Diet: Based on a three-day prospective food diary, patients will get advice by the GCRC
dietician. The recommendations will include the advice to eat 5 servings of fruits and
vegetables per day, and 25 g dietary fiber from natural foods, and consume ~30% of calories
from fat. Three-day food records, obtained at baseline, and at 4, 8 and 12 weeks, will assess
dietary compliance. Subjects will get a diet report to reinforce adherence.
Office Biofeedback (Neuromuscular conditioning) Treatment- The aim of biofeedback will be to
establish a normal pattern of defecation and improve rectal sensation using visual/verbal
biofeedback technique. A monitor screen will provide visual feedback by showing changes in
pressure activity. First patients will be taught abdominal muscle coordination exercise to
improve the pushing effort during defecation. Here, patients are taught how to distend the
abdomen by inhaling slowly and then holding their breath for at least 15 seconds and to
practice this for 20 minutes, twice a day. Thereafter, patients will be asked to attend the
motility laboratory, biweekly for up to 6 training sessions. BT will be performed by a
3-sensor manometry probe. The clothed patient will be seated on a commode in front of a
monitor. The physician/nurse therapist will give verbal feedback by either complimenting the
patient for performing a correct maneuver or rectifying any errors. Each 60 minute treatment
session will comprise of the following maneuvers:
Recto-Anal Coordination This maneuver's goal is to produce a coordinated movement that
simultaneously increases the intra abdominal (intra rectal) pressure and relaxes the anal
sphincter. First, the patient is educated about their abnormal tracing: A normal pattern is
shown and they are encouraged to reproduce this. The patients' posture and breathing are
continuously monitored and corrected and verbal reinforcement provided. If a patient
consistently demonstrates normal rectoanal coordination, then they are asked to reproduce
this without feedback. Approximately 15 bearing down maneuvers are performed at 1 minute
intervals, some with and some without rectal balloon distention.

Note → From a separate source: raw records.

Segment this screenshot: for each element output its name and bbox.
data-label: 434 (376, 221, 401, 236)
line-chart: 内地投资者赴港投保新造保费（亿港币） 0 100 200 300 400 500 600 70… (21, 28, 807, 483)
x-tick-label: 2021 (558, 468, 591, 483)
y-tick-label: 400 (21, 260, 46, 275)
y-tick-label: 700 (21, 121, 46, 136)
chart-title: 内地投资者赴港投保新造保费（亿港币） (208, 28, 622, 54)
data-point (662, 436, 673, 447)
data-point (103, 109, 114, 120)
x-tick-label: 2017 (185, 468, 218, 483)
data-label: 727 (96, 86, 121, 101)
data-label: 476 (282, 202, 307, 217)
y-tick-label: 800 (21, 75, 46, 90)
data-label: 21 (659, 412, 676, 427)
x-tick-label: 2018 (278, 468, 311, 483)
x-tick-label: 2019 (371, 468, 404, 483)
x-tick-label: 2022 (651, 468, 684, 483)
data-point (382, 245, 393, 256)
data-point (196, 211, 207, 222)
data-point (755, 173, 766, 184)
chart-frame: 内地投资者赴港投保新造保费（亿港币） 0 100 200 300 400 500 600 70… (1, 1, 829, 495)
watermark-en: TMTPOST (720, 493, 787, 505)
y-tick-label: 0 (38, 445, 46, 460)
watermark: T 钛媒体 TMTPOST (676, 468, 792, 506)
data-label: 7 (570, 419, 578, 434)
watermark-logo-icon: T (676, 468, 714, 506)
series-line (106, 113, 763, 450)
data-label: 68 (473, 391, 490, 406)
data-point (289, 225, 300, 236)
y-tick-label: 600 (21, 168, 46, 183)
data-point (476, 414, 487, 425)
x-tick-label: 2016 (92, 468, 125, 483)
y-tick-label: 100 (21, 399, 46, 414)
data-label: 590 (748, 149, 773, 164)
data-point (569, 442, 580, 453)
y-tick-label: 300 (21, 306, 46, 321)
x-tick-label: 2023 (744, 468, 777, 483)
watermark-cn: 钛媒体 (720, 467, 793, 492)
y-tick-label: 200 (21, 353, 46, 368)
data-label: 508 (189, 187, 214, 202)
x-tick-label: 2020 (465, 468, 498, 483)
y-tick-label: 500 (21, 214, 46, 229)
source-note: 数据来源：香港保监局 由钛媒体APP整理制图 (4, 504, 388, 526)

Simulated defecation: This is performed by placing a fecom (artificial stool) into the
rectum. The patient is asked to sit on a commode and expel the fecom. Their movements,
posture, and breathing techniques are corrected and feedback is provided. The therapist may
assist the patient's effort by applying gentle traction to the fecom, while reinforcing their
straining technique. The maneuver is repeated twice.
Assessment of Improvement: The number of training sessions will be customized for each
patient (maximum 6). Training will be discontinued if a patient demonstrates during two
consecutive training sessions, without feedback a) normal pattern of defecation in at least
50% of attempts, and b) at least 20% improvement in bowel satisfaction (VAS) (64). If these
goals are not achieved, patients will be considered treatment failures.
Home Biofeedback Treatment: After getting advice on standard treatment and breathing
exercises, patients will be taught how to use the home-trainer in a single lab session. Then
the investigators will place a reusable, dual sensor, probe into their rectum. The probe is
connected to a hand- held pressure monitor displaying the patient's response (Anatoner,
Protech, Hyderabad, India). Next, the clothed patient will be asked to sit on a commode, and
attempt 15 bearing down maneuvers. When the anal sphincter pressure decreases more lights go
on. If the patient cannot relax then fewer lights go on. Thus, the number of lighted lights
gives instant feedback about their performance. Patients will get a 20-minute tape recording
for home use. Patients will be asked to insert the probe at least twice daily and each time
practice at least 15 bearing down maneuvers; a daily log will be kept. At 4 and 8 weeks, they
will return for follow up. Based on their progress, new targets will be set by adjusting the
device's sensitivity. After 3-months, they will have a colonic transit, anorectal manometry
and fecom expulsion study. Progress will be monitored through bi-weekly phone calls.